Что такое «дата-сервис» и для чего нужны «безопасные системы», я не знала. Скорее всего, это как-то связано с компьютерами. Зато было хорошо понятно, что обеды, бридж и шахматы — это вещи, которыми занимаются сидя. В бумажнике Филипа Уокер-Джоунза не было карточек какого-нибудь клуба любителей плавания и сквоша, как будто он предпочитал проводить время сидя. Может быть, он был нездоров. А если он был нездоров и ему вдруг пришлось бежать, его вполне мог хватить сердечный приступ.
За такими мыслями я не заметила, как дошла до реки. Когда я переходила через мост, мне пришло в голову, что компьютерами, бриджем и шахматами занимаются только очень умные люди, а умные люди, насколько мне известно, все носят очки и предпочитают не бегать. И уж тем более умный человек не стал бы бегать ночью по таким глухим районам, как Котлованы, разве что за ним гнались. Испуганный нездоровый человек, убегая от погони, запросто мог получить удар. Все очень просто.
С реки дул холодный пронизывающий ветер, но не только из-за него меня бросило в дрожь. Дело в том, что если Филип Уокер-Джоунз смертельно испугался чего-то, это означало, что у меня тоже есть причины для страха.
«Верни этот чертов бумажник, — подумала я, — и как можно скорее. Скажешь: „Вот ваши деньги, и не трогайте меня“, а потом — бежать». Бегать я умею.
Я остановилась, чтобы подкрепиться стаканом молока, выудила из карманов несколько полтинников и запихнула их обратно в бумажник, чтобы он выглядел посолиднее.
Когда я поняла, что нужно делать, мне даже стало как-то легче на душе. Ощущение было такое, что я уже избавилась от бумажника в змеиной коже, и, дойдя до Саутуорк-роуд, я и не думала прятаться от посторонних взглядов. К этому времени уже рассвело, на улице было полно людей и машин, и меня, как всегда, никто не замечал.
И все равно Котлованы я обошла стороной. С уверенным видом шагая по Саутуорк-роуд, я всматривалась в номера домов и вывески. Увидев на одной из них надпись «ОАО „Безопасные системы“», я смело направилась к двери.
Дом был старым, но дверь явно вставили сюда недавно. И она была закрыта. Наверное, было еще слишком рано. Часов у меня нет, и сколько ждать до открытия, я не знала, поэтому подумала, что пока неплохо бы сгонять на станцию: там, по крайней мере, висят часы и в ожидании можно попить чаю, но в эту самую секунду дверь открылась изнутри. Я до того испугалась, что чуть не бросилась оттуда со всех ног. Но оказалось, что дверь открыла молодая женщина, а с женщинами у меня обычно проблем не возникает. Глаза у нее были в красных ободках, на лице — скорбное выражение. А еще на скуле у нее темнел огромный синяк, увидев который, я вспомнила о маленьком Марвине.
Она сказала:
— Чего тебе? — Тон ее приветливым нельзя было назвать, но не казалось, что она задумала что-то плохое.
— Это ОАО «Безопасные системы»? — спросила я.
— Офис закрыт, — сказала она и добавила: — Ты когда-нибудь слышала про такие вещи, как вода и мыло?

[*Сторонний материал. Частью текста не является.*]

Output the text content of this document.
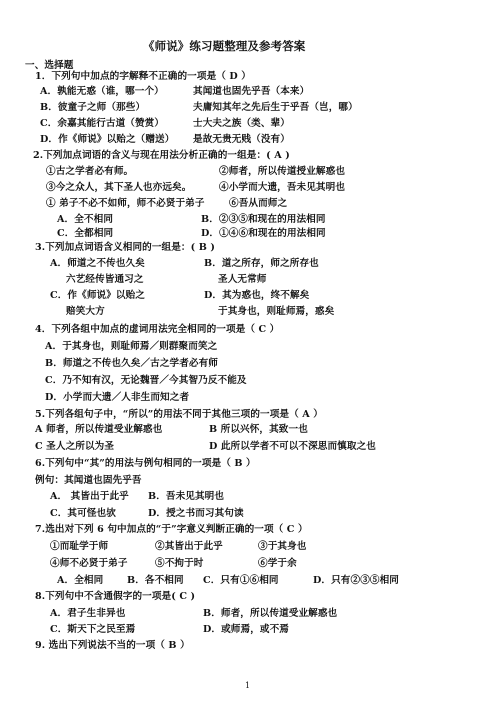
《师说》练习题整理及参考答案
一、选择题
1．下列句中加点的字解释不正确的一项是（ D ）
A．孰能无惑（谁，哪一个）	其闻道也固先乎吾（本来）
B．彼童子之师（那些）	夫庸知其年之先后生于乎吾（岂，哪）
C．余嘉其能行古道（赞赏）	士大夫之族（类、辈）
D．作《师说》以贻之（赠送） 是故无贵无贱（没有）
2.下列加点词语的含义与现在用法分析正确的一组是：( A )
①古之学者必有师。	②师者，所以传道授业解惑也
③今之众人，其下圣人也亦远矣。	④小学而大遗，吾未见其明也
① 弟子不必不如师，师不必贤于弟子	⑥吾从而师之
A．全不相同	B．②③⑤和现在的用法相同
C．全都相同	D．①④⑥和现在的用法相同
3.下列加点词语含义相同的一组是：( B )
A．师道之不传也久矣	B．道之所存，师之所存也
六艺经传皆通习之	圣人无常师
C．作《师说》以贻之	D．其为惑也，终不解矣
赔笑大方	于其身也，则耻师焉，惑矣
4．下列各组中加点的虚词用法完全相同的一项是（ C ）
A．于其身也，则耻师焉／则群聚而笑之
B．师道之不传也久矣／古之学者必有师
C．乃不知有汉，无论魏晋／今其智乃反不能及
D．小学而大遗／人非生而知之者
5.下列各组句子中，“所以”的用法不同于其他三项的一项是（ A ）
A 师者，所以传道受业解惑也	B 所以兴怀，其致一也
C 圣人之所以为圣	D 此所以学者不可以不深思而慎取之也
6.下列句中“其”的用法与例句相同的一项是（ B ）
例句：其闻道也固先乎吾
A． 其皆出于此乎 B．吾未见其明也
C．其可怪也欤	D．授之书而习其句读
7.选出对下列 6 句中加点的“于”字意义判断正确的一项（ C ）
①而耻学于师	②其皆出于此乎	③于其身也
④师不必贤于弟子	⑤不拘于时	⑥学于余
A．全相同 B．各不相同 C．只有①⑥相同	D．只有②③⑤相同
8.下列句中不含通假字的一项是( C )
A．君子生非异也	B．师者，所以传道受业解惑也
C．斯天下之民至焉	D．或师焉，或不焉
9. 选出下列说法不当的一项（ B ）
1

— У меня есть кое-что для вас. — Я протянула ей бумажник.
— Боже мой! — воскликнула она и вдруг зарыдала.
Так мы и стояли там: я — с протянутым бумажником и она — глядя на него и обливаясь слезами.
Наконец она снова заговорила:
— Не нужно это мне. Забери его.
Она попыталась захлопнуть дверь перед моим носом, но я вставила в просвет ногу.
— И что мне с ним делать? — спросила я.
— Выкинь, — рявкнула она и, поскольку ногу я не убирала, продолжила: — Кто тебя просил приносить это мне? Выбрось его в реку… Можешь отдать Стиву, мне наплевать. Я со всем этим покончила.
Она вдруг сильно ударила дверью по моей ноге, так что я отпрыгнула. После этого дверь с треском захлопнулась.
Меня это до того удивило, что я, разинув рот, уставилась на дверь и не услышала, как сзади ко мне подошел какой-то здоровенный тип. Когда он положил мне руку на плечо, я чуть не подпрыгнула.
— Это ты Кристал? — донесся голос откуда-то с высоты.
— Нет, — ответила я. — Не знаю такой. — Бумажник я незаметно сунула в карман.
— Тогда что ты здесь делаешь? — спросил он, не отпуская меня.
— Эта женщина иногда подает мне пару монет, — сказала я и посмотрела на его ноги.
Мужчине смотреть в глаза — бесполезное занятие. Если ты хочешь понять, что он собирается сделать, нужно смотреть на его ноги. Ноги этого здоровяка будто вросли в землю. Не понравилось мне то, что он знал мое имя.
— Хорошо. Тогда как тебя зовут?
Я чуть было не брякнула «Дон», но вовремя прикусила язык.
— Ну? — не отступался он.
— Дорин, — сказала я. — А вас как зовут? — Если бы он оказался Стивеном, я бы отдала ему бумажник и убежала.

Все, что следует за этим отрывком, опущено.